Seanad debates

Tuesday, 3 July 2007

Ethics In Public Office (Amendment) Bill 2007: Second Stage

 

6:00 pm

Photo of Brendan RyanBrendan Ryan (Labour)

I think it is $25 in the Maryland Assembly. It is either $25 or $50 for the US House of Representatives. For example, when one of the people we met was prevailed upon by a supporter to be his guest at a major sporting occasion — the supporter was a successful businessman who had an expensive box in the stadium — the member of the House of Representatives ended up paying out $1,000 that he had to pay back for accepting the hospitality. It was so much in excess that the only solution was to do that.

I thought what we had learnt and, incidentally, what the Standards in Public Offices Commission reported during the week was that people are learning how to be clever. I am not imputing to anybody in this room any false standards. I am simply saying that some of us, perhaps, tolerate things because they have always been there and we need to stand back from them. I do not believe it is correct that I can accept gifts up to €1,999 from a person or a number of persons on an annual basis and not have to declare them. I should be prohibited from that. That is the price one pays. That level of generosity handed out on a regular basis by a number of people outside politics is not the way to persuade the public that we are above suspicion.

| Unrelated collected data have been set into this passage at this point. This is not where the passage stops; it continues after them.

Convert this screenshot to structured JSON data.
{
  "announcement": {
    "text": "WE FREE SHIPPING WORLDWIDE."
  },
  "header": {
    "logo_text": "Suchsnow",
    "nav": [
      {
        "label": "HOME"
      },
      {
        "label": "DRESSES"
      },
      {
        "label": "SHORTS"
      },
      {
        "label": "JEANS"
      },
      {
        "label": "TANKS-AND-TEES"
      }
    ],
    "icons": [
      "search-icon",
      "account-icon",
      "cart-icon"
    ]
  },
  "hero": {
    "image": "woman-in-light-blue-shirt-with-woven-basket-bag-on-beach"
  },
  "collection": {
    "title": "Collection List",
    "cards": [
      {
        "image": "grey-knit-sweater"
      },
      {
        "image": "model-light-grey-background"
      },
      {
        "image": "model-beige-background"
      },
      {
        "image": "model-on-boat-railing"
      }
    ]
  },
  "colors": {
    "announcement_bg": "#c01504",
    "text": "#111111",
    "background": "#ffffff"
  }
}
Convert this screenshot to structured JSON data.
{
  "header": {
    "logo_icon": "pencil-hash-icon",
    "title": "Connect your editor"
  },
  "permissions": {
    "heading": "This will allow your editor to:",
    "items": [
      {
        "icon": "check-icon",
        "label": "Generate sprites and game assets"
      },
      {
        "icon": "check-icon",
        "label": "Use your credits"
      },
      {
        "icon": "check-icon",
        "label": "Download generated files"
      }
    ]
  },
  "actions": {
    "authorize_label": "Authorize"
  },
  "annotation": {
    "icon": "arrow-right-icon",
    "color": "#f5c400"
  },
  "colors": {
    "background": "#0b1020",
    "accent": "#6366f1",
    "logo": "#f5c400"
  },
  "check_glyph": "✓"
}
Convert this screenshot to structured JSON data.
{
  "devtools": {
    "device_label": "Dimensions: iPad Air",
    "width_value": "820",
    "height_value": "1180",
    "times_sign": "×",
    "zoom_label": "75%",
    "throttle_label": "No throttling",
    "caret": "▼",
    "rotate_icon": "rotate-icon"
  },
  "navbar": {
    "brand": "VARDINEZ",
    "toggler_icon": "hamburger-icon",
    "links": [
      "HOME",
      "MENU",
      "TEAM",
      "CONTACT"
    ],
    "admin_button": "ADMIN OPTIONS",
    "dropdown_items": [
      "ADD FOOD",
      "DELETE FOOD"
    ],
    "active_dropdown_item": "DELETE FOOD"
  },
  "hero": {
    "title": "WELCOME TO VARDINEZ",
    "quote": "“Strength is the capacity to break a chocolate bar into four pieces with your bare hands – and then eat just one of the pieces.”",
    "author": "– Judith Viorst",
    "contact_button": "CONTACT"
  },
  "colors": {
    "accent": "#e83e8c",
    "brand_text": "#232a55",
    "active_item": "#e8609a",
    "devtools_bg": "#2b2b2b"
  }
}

I am not disputing for a second that those who want to be crooked will be crooked no matter what we do. That is not the issue. The issue is the statement we make of what we believe to be right behaviour. I should say, before I bring the considerable wrath of the Tánaiste down on my head, that I am not claiming some kind of moral superiority. I claim that I live by standards that I think most ordinary people do. I think most ordinary people will believe that saying it is fine for a member of the Oireachtas to accept gifts of that magnitude regularly for personal use and without anybody knowing about it is wrong. That is not the way to persuade people we are what we claim to be, which is above suspicion. That is really the problem. What we would tolerate in other people, what would be acceptable in ordinary life is not acceptable for us.

As a result of what has happened, and the greater proportion was from and within one political party, we are left in a position where we have to earn back trust, and we have singularly failed to do so. Putting in place legislation such as this, as Senator Dardis has correctly said, will not make the crooks honest but it will probably turn the honest into the appearance of crooks in the eyes of the public because that scale of generosity is unimaginable to most people.

Most people cannot imagine getting a gift of €2,000. We are setting it as the standard below which there is no disclosure. That is wrong and I profoundly disagree. Those figures should have gone in the opposite direction, although I appreciate the argument is about inflation. Those figures should go in the opposite direction if we are to be seen to be serious about what most of us are trying to be serious about.